In any other year, this would have been a nuisance. I might have gone as far as to tap my foot or look meaningfully at my watch. This year, it couldn’t have been any different. I stood at the door enraptured with the endless census questions and, when the woman had wrapped up, only just stopped myself from asking her in for a cup of tea. “We’ve got so much in common, though!” I imagined myself yelling as I chased her through the building. “We both know my preferred contact phone number, my social security and my next of kin! Surely that’s enough to start a beautiful friendship?!”

It’s taken a while for loneliness to kick in during 2020 but I think it’s finally got me. Of course, I live with my fiancé and our mad cat, who bring separate but equal things to the table. I see the three friends I managed to make in New York before lockdown every so often. I FaceTime my parents and occasionally drink half a bottle of wine on Zoom with a friend or two on a Friday night. 

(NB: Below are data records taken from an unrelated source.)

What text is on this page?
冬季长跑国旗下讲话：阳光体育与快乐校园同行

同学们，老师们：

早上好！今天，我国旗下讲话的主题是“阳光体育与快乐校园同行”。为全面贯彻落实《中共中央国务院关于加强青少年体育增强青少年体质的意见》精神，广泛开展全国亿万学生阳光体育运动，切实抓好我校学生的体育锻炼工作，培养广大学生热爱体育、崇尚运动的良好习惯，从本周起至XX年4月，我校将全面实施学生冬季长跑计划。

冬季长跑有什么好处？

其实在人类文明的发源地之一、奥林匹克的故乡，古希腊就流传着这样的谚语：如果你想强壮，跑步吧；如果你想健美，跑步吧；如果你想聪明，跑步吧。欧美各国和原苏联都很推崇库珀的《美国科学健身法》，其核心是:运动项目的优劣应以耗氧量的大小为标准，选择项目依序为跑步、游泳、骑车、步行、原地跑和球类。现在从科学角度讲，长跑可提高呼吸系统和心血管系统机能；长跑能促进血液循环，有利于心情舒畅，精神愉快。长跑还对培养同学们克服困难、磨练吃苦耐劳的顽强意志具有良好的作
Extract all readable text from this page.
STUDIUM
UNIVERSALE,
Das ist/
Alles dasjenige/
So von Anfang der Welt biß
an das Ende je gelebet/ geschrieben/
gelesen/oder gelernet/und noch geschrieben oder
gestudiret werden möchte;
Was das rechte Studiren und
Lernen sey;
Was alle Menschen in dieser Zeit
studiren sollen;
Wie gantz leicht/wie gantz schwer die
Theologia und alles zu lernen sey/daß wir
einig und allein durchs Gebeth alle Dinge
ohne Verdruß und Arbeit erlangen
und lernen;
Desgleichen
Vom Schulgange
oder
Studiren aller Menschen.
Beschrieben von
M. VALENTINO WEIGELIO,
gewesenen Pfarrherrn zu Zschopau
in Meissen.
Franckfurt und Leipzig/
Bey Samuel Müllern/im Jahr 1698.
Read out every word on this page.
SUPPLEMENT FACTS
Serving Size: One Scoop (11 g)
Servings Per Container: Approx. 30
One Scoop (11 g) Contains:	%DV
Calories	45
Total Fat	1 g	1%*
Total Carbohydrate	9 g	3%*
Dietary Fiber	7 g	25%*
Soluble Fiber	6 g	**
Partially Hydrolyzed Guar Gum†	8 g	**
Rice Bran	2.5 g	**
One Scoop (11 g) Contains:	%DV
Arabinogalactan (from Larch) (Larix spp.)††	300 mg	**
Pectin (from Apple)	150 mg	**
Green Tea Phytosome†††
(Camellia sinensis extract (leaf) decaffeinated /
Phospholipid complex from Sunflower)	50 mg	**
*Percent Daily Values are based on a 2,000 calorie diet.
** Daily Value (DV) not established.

It’s on those days that I get genuine pangs of yearning for England, with its rainy days and its cracked pavements and its cosy pubs

But there’s something to be said for variety in human contact, and it seems that after just under a year is the point at which my brain starts yearning for some other kind of input from some other kind of person: the sort of input you might usually get from chatting with a barista while getting a morning coffee or with the doorman of the office building as you step into the elevator, but which is stripped away in a pandemic until there’s nothing left except your partner in the same pyjama bottoms he’s worn all week and your cat, who you have begun to psychoanalyse in a handwritten journal and have out-loud arguments with on Sundays.

Knowing that we will be away from our families for Christmas (the US still can’t guarantee re-entry for people on our visas) has exacerbated the feeling, and so has the transitional November weather of Brooklyn. Every few days now, we get grey, blustery weather where the clouds are low, the rain pelts down and the light level barely gets past “especially dingy basement”. 

It’s on those days that I get genuine pangs of yearning for England, with its rain and its cracked pavements and its cosy pubs. I miss rickety Victorian flats with warm orange lights inside and the comforting uniformity of northern council estates. I miss being by the Northumbrian coast with fish and chips in my freezing hands while the slate-coloured North Sea hurls itself against concrete barriers. I miss picking up a Pret sandwich at the train station in London on Christmas Eve before hopping onto an overcrowded train weighed down with presents on my way back to Newcastle for the week. I miss mulled wine and mulled cider and Christmas markets and proper gingerbread and discounted sticks of rock and Christingle and kids singing off-key renditions of “Little Donkey” in local halls. And God, I’d pay to hear a Geordie accent on the streets of Brooklyn right now.

I never miss England in the summer, when the sun is glittering on the Manhattan skyline and everything seems ablaze with possibility. I don’t even miss it in winter proper, when the snow covers New York City and the weather is sunny and crisp. But November? That’s when I really miss the UK. I’d do anything to spend a few days by a fireside, a scotch egg in one hand and a pint of Thatchers in the other.